Saturday, March 24, 2012

On smart computing

 I realized that I have not posted in this Blog for two weeks,  I have not really disappeared;  I am involved in a proposal for EU project, and last Tuesday we had the "hearings", which is the second phase of decision about  who will win --- the competition is very tough, and we invested a lot in preparation - in fact, never in my life I spent so much time and energy in preparing to a one hour meetings,  as for the details -- if we'll win this project I'll write more about it.  One detail:  the meeting took place in Luxembourg, where many houses look like palaces (see picture above). 

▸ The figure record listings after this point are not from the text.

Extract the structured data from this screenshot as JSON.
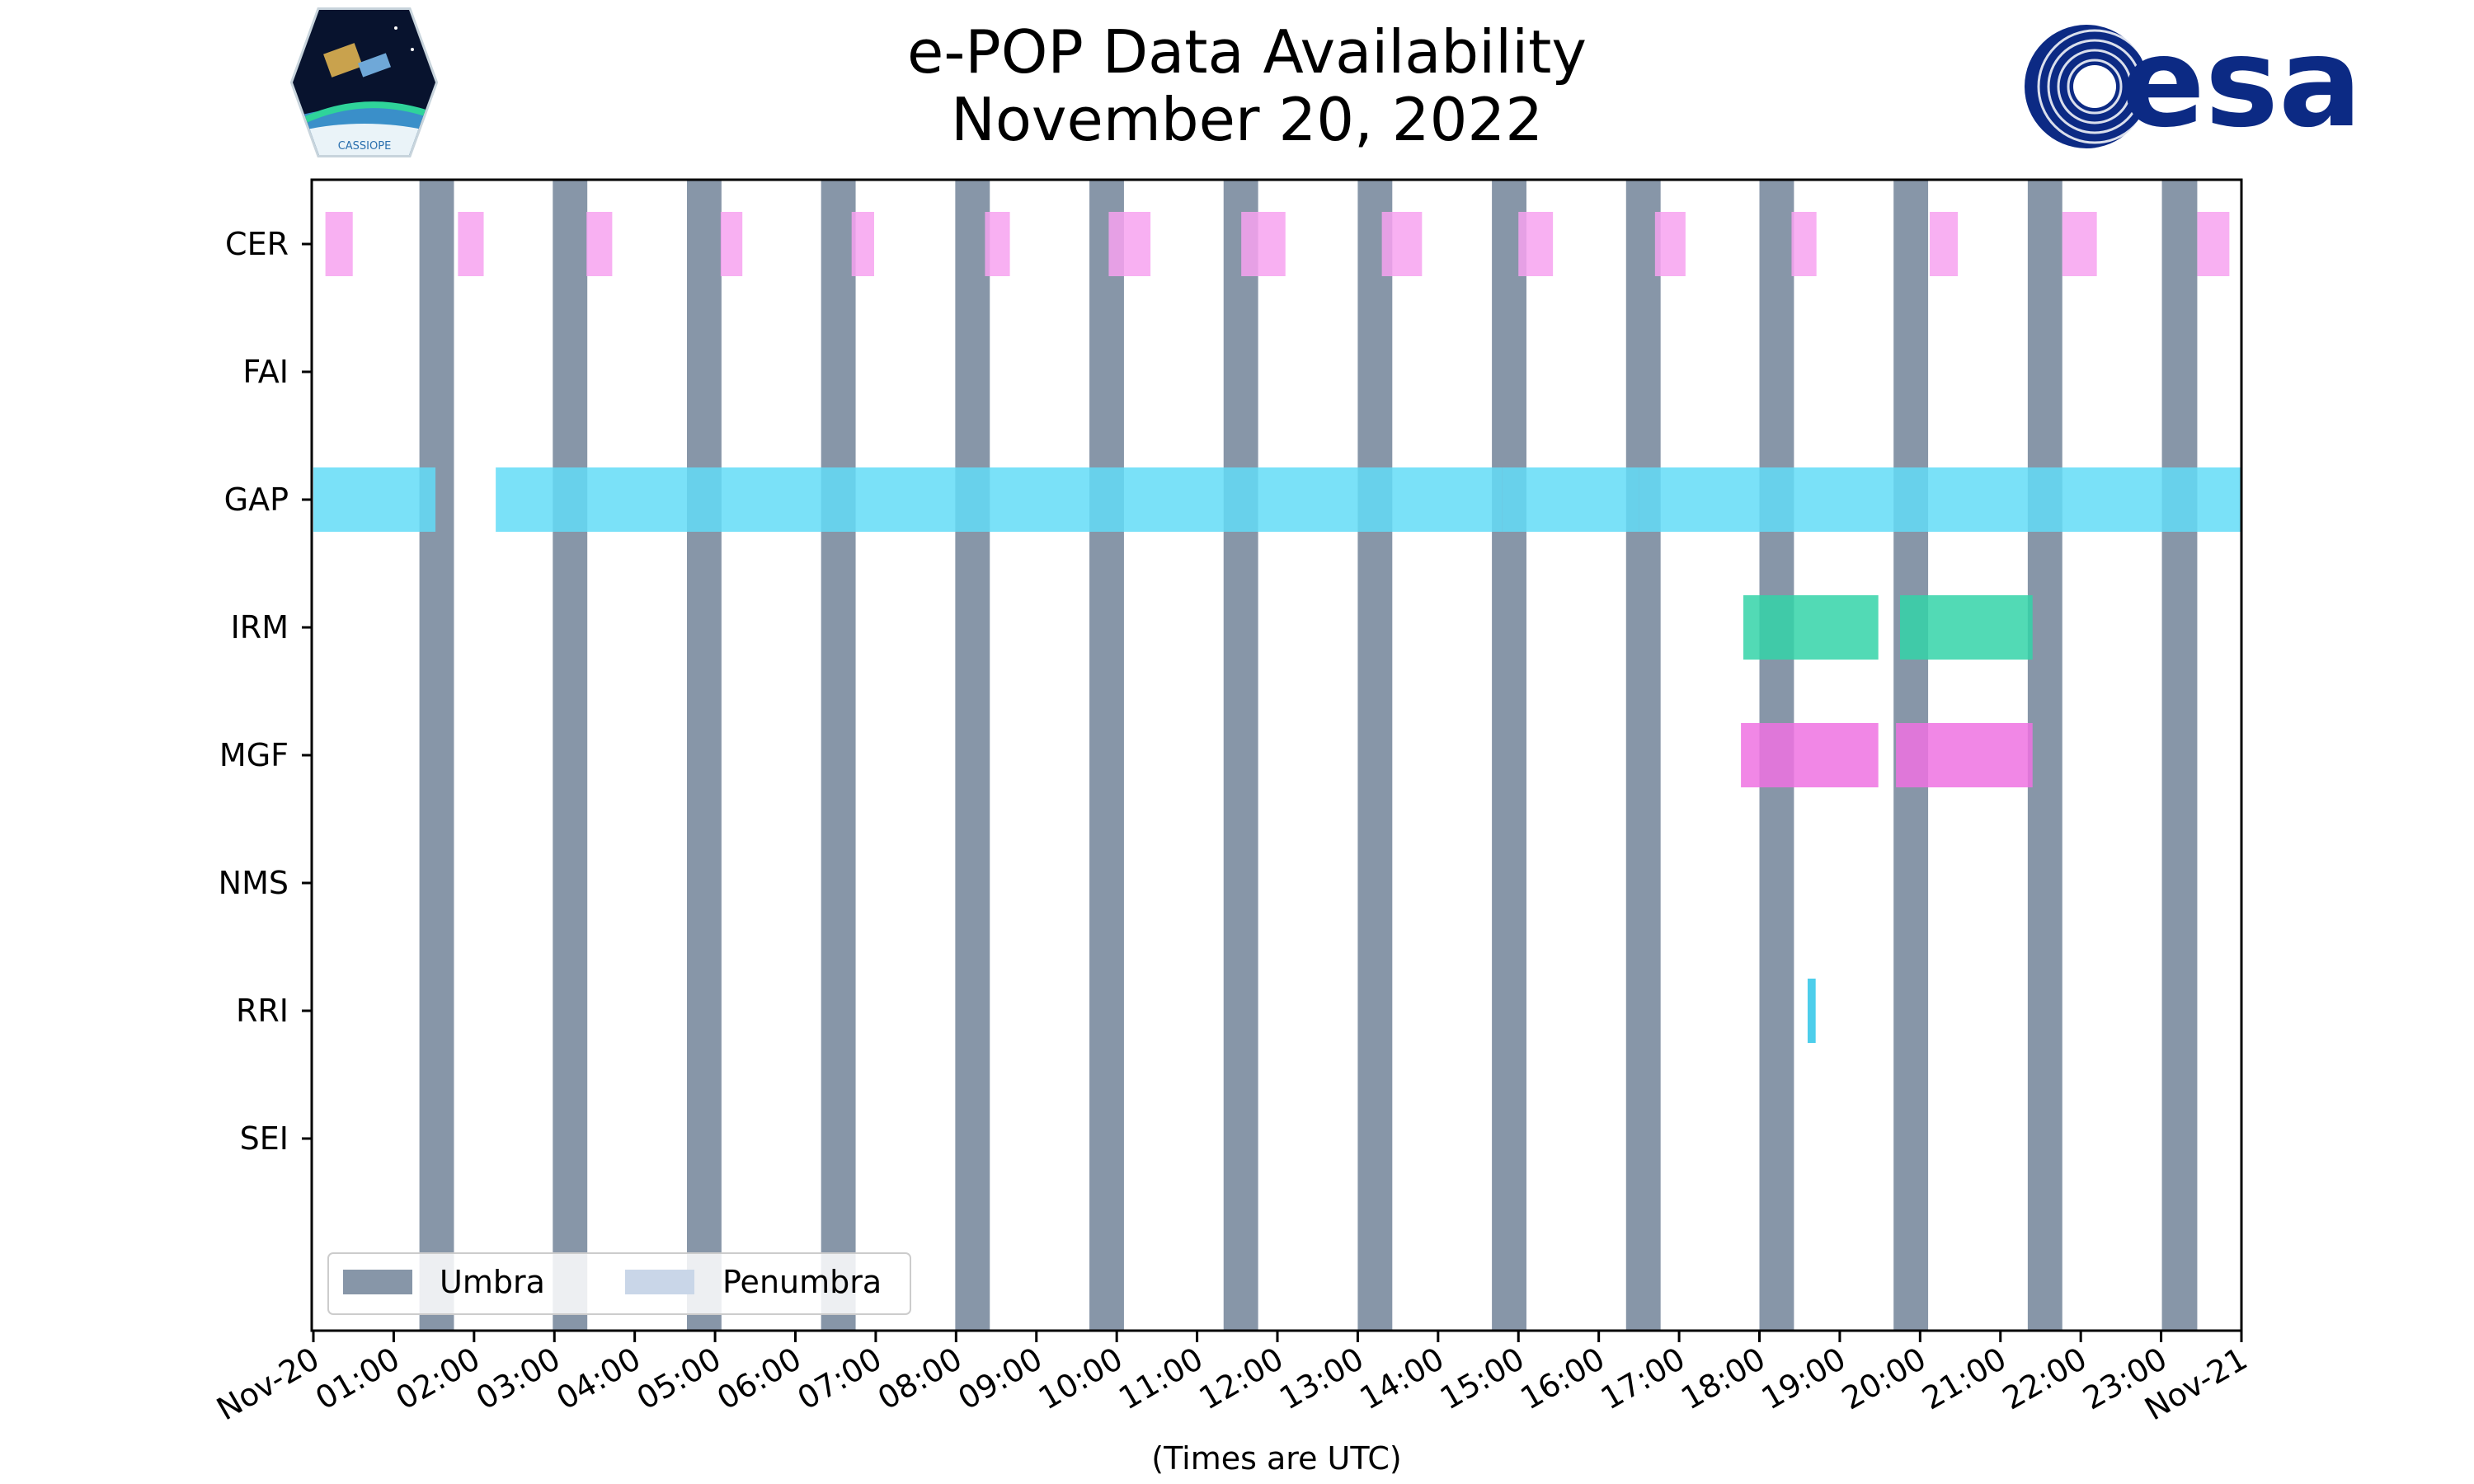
{
  "chart_data": {
    "type": "timeline",
    "title": [
      "e-POP Data Availability",
      "November 20, 2022"
    ],
    "xlabel": "(Times are UTC)",
    "x_range_hours": [
      0,
      24
    ],
    "x_tick_labels": [
      "Nov-20",
      "01:00",
      "02:00",
      "03:00",
      "04:00",
      "05:00",
      "06:00",
      "07:00",
      "08:00",
      "09:00",
      "10:00",
      "11:00",
      "12:00",
      "13:00",
      "14:00",
      "15:00",
      "16:00",
      "17:00",
      "18:00",
      "19:00",
      "20:00",
      "21:00",
      "22:00",
      "23:00",
      "Nov-21"
    ],
    "instruments": [
      "CER",
      "FAI",
      "GAP",
      "IRM",
      "MGF",
      "NMS",
      "RRI",
      "SEI"
    ],
    "umbra_color": "#8796a8",
    "penumbra_color": "#c9d6e8",
    "umbra_intervals": [
      [
        1.32,
        1.75
      ],
      [
        2.98,
        3.41
      ],
      [
        4.65,
        5.08
      ],
      [
        6.32,
        6.75
      ],
      [
        7.99,
        8.42
      ],
      [
        9.66,
        10.09
      ],
      [
        11.33,
        11.76
      ],
      [
        13.0,
        13.43
      ],
      [
        14.67,
        15.1
      ],
      [
        16.34,
        16.77
      ],
      [
        18.0,
        18.43
      ],
      [
        19.67,
        20.1
      ],
      [
        21.34,
        21.77
      ],
      [
        23.01,
        23.45
      ]
    ],
    "series": [
      {
        "name": "CER",
        "color": "#f7a2f0",
        "intervals": [
          [
            0.15,
            0.49
          ],
          [
            1.8,
            2.12
          ],
          [
            3.4,
            3.72
          ],
          [
            5.07,
            5.34
          ],
          [
            6.7,
            6.98
          ],
          [
            8.36,
            8.67
          ],
          [
            9.9,
            10.42
          ],
          [
            11.55,
            12.1
          ],
          [
            13.3,
            13.8
          ],
          [
            15.0,
            15.43
          ],
          [
            16.7,
            17.08
          ],
          [
            18.4,
            18.71
          ],
          [
            20.12,
            20.47
          ],
          [
            21.77,
            22.2
          ],
          [
            23.45,
            23.85
          ]
        ]
      },
      {
        "name": "FAI",
        "color": "#f7a2f0",
        "intervals": []
      },
      {
        "name": "GAP",
        "color": "#63dcf7",
        "intervals": [
          [
            0.0,
            1.52
          ],
          [
            2.27,
            14.8
          ],
          [
            14.8,
            16.5
          ],
          [
            16.5,
            24.0
          ]
        ]
      },
      {
        "name": "IRM",
        "color": "#34d3a8",
        "intervals": [
          [
            17.8,
            19.48
          ],
          [
            19.75,
            21.4
          ]
        ]
      },
      {
        "name": "MGF",
        "color": "#ef72e2",
        "intervals": [
          [
            17.77,
            19.48
          ],
          [
            19.7,
            21.4
          ]
        ]
      },
      {
        "name": "NMS",
        "color": "#2ec6e8",
        "intervals": []
      },
      {
        "name": "RRI",
        "color": "#2ec6e8",
        "intervals": [
          [
            18.6,
            18.7
          ]
        ]
      },
      {
        "name": "SEI",
        "color": "#2ec6e8",
        "intervals": []
      }
    ],
    "legend": {
      "placement": "lower-left",
      "entries": [
        "Umbra",
        "Penumbra"
      ]
    }
  },
  "logos": {
    "left": {
      "name": "cassiope-mission-logo",
      "text": "CASSIOPE"
    },
    "right": {
      "name": "esa-logo",
      "text": "esa",
      "color": "#0c2a84"
    }
  }
}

For now -  catching up with some stuff that was published in the last couple of weeks,  I came across a  Forresters' article about smart computing.    Chris Mines from Forrester writes that smart computing is the next big things and viewing the planned investments of organizations, as seen in the figure below, many of the planned investments are in this area:

The claim is that smart is the next big thing - and mentions three points (copied from the posting)

  • Improving transactional processes is yesterday's story. The back-office challenges of preparing financial statements, fulfilling customer orders, or tracking inventory are well addressed by enterprise and personal productivity software. These traditional workloads are migrating to cloud computing resources in some cases, but are not creating incremental technology investments nor opportunities to transform how a business operates.
  • Optimizing assets is the next important challenge. Especially in service-based industries, favorable economics result from building an asset base and then selling access to those assets in the form of services. Managing and optimizing the use of those assets -- physical, human, financial, and intangible -- is the source of revenue growth and improved margins. Smart computing systems provide the awareness, analytics, and actions required to improve the utilization of a firm's assets. And in most cases, these systems represent incremental investments in computing resource, with the payback coming in the form of more efficient, more highly utilized, and therefore more profitable assets.
  • Smart flexes to meet industry-specific challenges. Each industry has a different mix of assets with different optimization opportunities. In high-tech, development and channel resources must be marshaled in the face of accelerating development cycles, long supply chains, and unpredictable consumer tastes. In finance, mountains of data must be sifted to find the best investment opportunities, while managing market and compliance risk and keeping employees productive. Finding the right mix of online and brick-and-mortar, the right product portfolio, and lean inventories are paramount for retail execs. The right portfolio of smart computing solutions will vary widely across these and other industries
This is in line with my previous posting about the new world vs. the old world, we are in the new world, and the IT industry is gradually shifting towards this new world.     Optimizing assets (traffic, power, human) is certainly part of the game,  eliminating problems before they happen (proactive computing) is another aspect.